As I noted in my book Constitution Cafe: Jefferson's Brew for a True Revolution, this right to "nullification" was first established in the New World in 1735. John Peter Zinger, a New York newspaper publisher was arrested for "seditious libel" because he criticized the royal governor of New York in print. During the trial, the royal prosecutor himself acknowledged that what Zinger had written about the governor was true, but that Zinger's arrest was nonetheless legal because such criticism was banned. The jury, though, ruled in Zinger's favor, declaring him not guilty. Zinger had indeed broken the law, but since the jury considered the law to be unjust, it found him innocent.
To this day, though it is not widely known or practiced, nullification remains a right in jury trials. A jury (or a single juror) can invalidate the law as it applies to the specific case over which it is presiding and find a defendant not guilty even if he has committed the infraction for which he is standing trial. In our nation's history, nullification has been used for both humane and destructive purposes by juries that were not impartially selected. To be sure, one must beware that this power of the people can cut both ways, to bolster a democracy, or undo it. For instance, during the Civil War, juries sympathetic to the cause of emancipation refused to convict abolitionists even when they broke laws prohibiting them from helping slaves. On the other hand, during the Civil Rights era, all-white juries refused to convict whites who murdered blacks no matter how damning the evidence.

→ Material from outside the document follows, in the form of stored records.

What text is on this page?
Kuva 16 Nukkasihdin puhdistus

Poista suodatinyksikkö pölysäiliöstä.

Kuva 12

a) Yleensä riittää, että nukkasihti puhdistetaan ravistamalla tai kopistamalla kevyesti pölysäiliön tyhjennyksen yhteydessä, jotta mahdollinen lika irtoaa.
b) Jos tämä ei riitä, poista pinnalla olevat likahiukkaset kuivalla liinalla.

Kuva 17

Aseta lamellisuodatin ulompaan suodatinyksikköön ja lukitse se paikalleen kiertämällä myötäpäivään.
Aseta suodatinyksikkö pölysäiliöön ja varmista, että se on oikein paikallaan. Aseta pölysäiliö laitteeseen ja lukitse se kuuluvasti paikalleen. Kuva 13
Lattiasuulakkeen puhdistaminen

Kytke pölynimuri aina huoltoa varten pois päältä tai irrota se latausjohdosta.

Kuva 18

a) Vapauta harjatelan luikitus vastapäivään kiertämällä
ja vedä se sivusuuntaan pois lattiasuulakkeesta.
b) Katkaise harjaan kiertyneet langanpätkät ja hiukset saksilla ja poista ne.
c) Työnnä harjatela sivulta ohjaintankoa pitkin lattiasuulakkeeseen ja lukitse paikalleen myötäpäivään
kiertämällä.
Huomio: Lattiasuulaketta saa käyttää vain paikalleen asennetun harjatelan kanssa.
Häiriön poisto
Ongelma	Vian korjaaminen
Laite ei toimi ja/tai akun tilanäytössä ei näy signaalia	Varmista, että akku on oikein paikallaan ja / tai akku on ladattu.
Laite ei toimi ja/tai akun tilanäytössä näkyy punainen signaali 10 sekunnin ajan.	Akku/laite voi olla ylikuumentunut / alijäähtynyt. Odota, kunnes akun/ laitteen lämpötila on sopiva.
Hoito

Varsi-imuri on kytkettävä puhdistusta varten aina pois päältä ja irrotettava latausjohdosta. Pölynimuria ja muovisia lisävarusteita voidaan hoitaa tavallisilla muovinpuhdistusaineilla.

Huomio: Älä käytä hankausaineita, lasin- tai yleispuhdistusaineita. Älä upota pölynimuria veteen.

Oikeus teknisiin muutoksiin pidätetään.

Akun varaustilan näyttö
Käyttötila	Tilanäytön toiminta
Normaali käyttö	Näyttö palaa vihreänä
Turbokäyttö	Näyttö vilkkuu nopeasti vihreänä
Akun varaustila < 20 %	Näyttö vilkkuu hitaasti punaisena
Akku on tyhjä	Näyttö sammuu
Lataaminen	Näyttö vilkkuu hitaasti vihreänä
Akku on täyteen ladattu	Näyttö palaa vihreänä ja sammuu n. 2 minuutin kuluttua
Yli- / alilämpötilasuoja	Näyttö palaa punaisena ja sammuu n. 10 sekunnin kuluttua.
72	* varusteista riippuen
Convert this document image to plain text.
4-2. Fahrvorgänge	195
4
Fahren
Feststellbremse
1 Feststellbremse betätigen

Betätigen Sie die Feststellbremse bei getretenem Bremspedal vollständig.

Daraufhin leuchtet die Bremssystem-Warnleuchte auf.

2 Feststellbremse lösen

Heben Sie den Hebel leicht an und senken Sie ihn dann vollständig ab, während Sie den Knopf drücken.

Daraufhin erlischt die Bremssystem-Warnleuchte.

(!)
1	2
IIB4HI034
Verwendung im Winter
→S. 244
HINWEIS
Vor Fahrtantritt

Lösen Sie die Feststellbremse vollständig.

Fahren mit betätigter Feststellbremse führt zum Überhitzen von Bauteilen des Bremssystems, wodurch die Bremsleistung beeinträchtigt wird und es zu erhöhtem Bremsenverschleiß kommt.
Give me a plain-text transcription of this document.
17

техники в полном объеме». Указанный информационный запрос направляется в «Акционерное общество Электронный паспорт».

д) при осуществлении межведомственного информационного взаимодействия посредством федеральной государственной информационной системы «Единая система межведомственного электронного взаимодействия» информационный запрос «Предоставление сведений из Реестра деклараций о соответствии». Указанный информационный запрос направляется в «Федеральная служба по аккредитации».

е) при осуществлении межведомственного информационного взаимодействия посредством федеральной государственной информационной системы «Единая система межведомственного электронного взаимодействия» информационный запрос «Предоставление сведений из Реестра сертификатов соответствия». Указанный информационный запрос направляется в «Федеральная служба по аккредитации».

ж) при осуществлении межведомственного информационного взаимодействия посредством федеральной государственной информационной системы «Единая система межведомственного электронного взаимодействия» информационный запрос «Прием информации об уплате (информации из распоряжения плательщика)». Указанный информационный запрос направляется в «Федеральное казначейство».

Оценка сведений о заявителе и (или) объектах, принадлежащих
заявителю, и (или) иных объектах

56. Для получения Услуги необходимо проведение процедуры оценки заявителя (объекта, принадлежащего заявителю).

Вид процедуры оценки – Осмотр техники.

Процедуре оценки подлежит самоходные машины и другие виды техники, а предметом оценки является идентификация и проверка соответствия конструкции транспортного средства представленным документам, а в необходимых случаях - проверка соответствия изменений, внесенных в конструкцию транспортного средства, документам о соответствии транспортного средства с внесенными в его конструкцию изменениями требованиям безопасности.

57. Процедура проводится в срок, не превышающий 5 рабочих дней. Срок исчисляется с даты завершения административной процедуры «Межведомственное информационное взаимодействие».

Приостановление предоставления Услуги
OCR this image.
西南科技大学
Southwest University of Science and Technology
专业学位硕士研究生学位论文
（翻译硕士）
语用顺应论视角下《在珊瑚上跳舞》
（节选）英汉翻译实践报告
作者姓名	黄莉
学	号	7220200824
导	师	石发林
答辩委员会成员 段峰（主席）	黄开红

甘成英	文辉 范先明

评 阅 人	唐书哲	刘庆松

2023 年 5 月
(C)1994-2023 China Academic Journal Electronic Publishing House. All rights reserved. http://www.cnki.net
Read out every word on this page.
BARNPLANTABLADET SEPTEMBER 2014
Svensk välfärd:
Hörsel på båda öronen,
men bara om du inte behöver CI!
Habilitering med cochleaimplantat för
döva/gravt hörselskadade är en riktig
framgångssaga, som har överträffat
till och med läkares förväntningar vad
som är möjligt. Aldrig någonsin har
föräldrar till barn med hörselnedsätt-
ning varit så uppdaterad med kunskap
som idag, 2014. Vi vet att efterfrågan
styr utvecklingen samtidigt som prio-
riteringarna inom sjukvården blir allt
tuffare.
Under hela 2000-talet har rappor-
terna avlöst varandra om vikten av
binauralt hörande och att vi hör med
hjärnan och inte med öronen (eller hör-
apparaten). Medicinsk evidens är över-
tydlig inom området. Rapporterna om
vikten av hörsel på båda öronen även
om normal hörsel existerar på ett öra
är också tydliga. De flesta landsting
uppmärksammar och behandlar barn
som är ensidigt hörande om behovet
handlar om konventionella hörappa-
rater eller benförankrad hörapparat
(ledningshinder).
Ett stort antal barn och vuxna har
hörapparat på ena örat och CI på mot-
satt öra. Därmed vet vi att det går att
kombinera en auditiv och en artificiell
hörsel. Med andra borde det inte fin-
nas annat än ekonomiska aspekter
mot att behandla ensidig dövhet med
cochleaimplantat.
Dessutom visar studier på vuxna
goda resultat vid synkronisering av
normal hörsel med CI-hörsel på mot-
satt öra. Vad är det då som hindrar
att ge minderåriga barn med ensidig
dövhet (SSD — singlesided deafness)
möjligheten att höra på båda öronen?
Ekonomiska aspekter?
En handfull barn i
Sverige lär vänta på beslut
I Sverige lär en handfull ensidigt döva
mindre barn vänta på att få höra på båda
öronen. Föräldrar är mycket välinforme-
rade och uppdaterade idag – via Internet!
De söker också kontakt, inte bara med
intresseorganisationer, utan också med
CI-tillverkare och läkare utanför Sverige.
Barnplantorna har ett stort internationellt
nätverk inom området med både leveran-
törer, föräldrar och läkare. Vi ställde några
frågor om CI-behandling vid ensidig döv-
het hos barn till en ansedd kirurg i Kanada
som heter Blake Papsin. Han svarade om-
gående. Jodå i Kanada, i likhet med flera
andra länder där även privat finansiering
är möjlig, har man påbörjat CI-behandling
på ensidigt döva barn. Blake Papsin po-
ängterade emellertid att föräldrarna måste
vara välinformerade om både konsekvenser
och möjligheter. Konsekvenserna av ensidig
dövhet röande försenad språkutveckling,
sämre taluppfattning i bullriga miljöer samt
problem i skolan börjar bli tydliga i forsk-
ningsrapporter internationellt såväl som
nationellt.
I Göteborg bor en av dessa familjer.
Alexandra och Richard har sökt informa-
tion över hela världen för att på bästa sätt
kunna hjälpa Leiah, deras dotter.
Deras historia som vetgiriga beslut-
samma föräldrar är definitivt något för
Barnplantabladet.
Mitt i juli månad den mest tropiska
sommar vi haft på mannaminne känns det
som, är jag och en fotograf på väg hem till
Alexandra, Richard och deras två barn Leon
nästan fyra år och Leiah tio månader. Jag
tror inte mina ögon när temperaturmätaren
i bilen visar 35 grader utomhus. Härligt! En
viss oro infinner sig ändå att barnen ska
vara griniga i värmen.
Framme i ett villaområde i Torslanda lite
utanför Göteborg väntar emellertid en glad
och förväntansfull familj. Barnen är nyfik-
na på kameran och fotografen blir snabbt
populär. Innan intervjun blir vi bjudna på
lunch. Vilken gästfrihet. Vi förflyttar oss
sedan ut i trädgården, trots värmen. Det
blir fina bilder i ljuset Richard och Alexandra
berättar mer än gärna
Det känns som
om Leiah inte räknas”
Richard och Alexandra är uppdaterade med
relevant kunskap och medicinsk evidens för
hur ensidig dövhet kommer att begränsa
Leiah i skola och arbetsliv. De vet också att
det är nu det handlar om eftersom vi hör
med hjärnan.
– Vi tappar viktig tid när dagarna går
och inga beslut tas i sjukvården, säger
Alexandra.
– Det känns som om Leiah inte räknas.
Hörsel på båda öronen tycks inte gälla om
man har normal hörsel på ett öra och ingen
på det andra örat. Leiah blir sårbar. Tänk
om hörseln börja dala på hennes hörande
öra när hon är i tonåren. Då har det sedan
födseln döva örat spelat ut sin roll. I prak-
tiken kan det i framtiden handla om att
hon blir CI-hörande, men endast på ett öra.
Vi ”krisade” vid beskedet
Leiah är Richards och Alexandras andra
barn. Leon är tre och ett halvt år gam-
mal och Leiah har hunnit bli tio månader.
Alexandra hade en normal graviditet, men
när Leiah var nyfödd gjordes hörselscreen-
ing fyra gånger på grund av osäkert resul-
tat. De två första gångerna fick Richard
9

How could we use this authority today to resuscitate our republic? Well, since corporations have all the rights of persons with none of the responsibilities, let's treat them like persons and make them face jury trials. That way, a jury trial can decide campaign finance and political speech cases such as Citizens United v. the Federal Election Commission. My bet is that a jury of the people will strip corporations of anything smacking of rights that our Framers had meant to be possessed only by individual Americans. Since judges serving on courts are under no obligation to inform jurors of their right to nullification, we must inform ourselves. That way, from here on out, when we serve as jurors, we will be vigilant when it comes to making sure that decisions that are rendered have our and our republic's best interests at heart.
I can see it now -- juries of our peers seizing our republic from the hands of elected representatives and Supreme Court Justices who no longer care a whit about their will, much less the intent of the Framers of our Constitution, by rendering decisions that may go against the letter of existing statutes, but that would make our Founders proud. Can you?